À la charnière des années 1960-1970, François de Roubaix incarne le jeune compositeur par excellence. Certaines bandes originales obtiennent des succès discographiques objectifs et déclenchent de nouvelles collaborations, notamment sur des comédies corrosives du tumultueux Jean-Pierre Mocky (La Grande Lessive (!)L’Étalon) ou encore L’Homme orchestre, comédie musicale psychédélique où De Roubaix fait chanter en duo De Funès père et fils. Il traverse le miroir en passant à la mise en scène avec deux courts métrages, Le Gobbo et l’expérimental Comment ça va, j’m’en fous, récit inversé d’un coup de foudre. Le temps va lui manquer pour aller plus loin : il ne remontera jamais d’une plongée sous-marine, en novembre 1975, aux Canaries. Pascal Jardin écrira : « La mer et ses mystères ont eu raison de François. » En avril 1976, le premier César de la musique de film lui est décerné à titre posthume pour l’iconique partition du Vieux Fusil, avec son dialogue entre deux pianos, l’un symbolisant Philippe Noiret, l’autre Romy Schneider. Le premier est enregistré à vitesse normale, le second, au timbre plus grêle, à demi-vitesse. Quarante-huit ans plus tard, De Roubaix serait fier de voir son œuvre brandie en étendard par les artistes du nouveau monde, à grand renfort de reprises, samples et remixes.
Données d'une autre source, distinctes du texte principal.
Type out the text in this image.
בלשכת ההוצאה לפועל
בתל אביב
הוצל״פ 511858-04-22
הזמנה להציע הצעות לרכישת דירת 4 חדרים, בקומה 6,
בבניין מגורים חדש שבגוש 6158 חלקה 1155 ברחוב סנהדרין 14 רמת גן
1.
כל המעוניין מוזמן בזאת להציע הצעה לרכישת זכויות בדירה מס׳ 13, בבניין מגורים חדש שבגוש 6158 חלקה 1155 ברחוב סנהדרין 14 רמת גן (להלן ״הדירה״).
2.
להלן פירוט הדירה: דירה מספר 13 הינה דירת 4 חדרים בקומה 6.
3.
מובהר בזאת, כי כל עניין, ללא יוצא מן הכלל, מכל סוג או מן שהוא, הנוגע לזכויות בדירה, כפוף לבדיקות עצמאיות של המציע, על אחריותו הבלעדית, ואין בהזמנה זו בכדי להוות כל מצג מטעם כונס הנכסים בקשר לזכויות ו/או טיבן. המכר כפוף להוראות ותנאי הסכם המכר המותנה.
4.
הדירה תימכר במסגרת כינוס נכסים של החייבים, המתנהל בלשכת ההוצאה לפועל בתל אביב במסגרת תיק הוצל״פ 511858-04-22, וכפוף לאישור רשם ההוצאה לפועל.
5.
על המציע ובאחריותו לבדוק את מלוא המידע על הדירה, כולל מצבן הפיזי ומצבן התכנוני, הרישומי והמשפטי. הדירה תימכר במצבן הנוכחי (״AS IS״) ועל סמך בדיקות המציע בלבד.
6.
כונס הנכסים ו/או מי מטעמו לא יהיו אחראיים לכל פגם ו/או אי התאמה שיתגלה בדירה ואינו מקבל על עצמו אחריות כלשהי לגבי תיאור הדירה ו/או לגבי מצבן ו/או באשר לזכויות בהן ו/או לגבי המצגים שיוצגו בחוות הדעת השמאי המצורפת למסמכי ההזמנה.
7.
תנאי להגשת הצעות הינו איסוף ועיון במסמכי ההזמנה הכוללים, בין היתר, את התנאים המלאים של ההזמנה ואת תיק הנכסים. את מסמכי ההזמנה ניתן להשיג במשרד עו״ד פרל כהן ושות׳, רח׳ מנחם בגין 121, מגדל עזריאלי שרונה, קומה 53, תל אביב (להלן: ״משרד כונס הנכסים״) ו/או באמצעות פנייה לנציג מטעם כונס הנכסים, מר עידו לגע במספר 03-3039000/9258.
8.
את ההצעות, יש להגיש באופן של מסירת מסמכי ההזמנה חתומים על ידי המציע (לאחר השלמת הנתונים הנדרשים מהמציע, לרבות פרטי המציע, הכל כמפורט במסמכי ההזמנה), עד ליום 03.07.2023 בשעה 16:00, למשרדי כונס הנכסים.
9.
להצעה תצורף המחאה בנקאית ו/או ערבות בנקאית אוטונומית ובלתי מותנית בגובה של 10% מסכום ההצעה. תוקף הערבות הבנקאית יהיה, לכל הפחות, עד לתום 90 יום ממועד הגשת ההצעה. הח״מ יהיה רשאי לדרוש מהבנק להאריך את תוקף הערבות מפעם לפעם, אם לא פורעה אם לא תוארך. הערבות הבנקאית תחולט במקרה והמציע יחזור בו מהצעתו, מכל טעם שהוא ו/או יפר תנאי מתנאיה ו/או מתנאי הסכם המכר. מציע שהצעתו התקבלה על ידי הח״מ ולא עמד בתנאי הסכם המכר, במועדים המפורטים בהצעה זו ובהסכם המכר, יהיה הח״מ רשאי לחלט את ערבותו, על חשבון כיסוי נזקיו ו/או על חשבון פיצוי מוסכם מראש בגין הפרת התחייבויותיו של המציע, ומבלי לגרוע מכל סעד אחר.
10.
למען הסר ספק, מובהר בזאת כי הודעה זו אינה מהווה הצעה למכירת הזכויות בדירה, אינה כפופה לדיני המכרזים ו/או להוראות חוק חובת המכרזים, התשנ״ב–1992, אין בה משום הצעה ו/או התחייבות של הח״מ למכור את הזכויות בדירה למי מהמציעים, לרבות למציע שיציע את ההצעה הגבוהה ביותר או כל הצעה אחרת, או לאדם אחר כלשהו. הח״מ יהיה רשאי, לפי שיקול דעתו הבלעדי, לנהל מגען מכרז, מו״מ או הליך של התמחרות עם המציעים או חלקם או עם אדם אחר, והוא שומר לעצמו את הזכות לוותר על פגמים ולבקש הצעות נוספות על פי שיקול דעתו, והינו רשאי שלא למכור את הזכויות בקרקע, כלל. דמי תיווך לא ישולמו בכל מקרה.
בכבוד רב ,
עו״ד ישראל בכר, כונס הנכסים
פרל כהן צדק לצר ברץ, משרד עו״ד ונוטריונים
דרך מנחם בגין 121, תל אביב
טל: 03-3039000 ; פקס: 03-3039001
Cette rétrospective à la Cinémathèque française sera une façon unique d’explorer les versants secrets d’un pionnier de grâce et d’instinct : certes, François de Roubaix a écrit de la musique, mais c’est d’abord la musique qui l’a écrit. « L’arrêt de la vie à trente-six ans l’a figé dans l’image de la jeunesse, analysait le cinéaste Serge Korber. On ne le verra jamais en compositeur à cheveux blancs, dépassé par la technique et les nouvelles générations. De Roubaix, c’est comme Rimbaud ou James Dean : le passage d’un ange. »

Stéphane Lerouge

Remerciements à Patricia de Roubaix et Benjamin de Roubaix


Concepteur de la collection discographique Écoutez le cinéma ! chez Universal Music France, Stéphane Lerouge a élaboré une quinzaine d’albums autour de François de Roubaix, dont le coffret de cinq vinyles François de Roubaix – Compositeur-aventurier (Panthéon-Decca Records), publié fin 2021.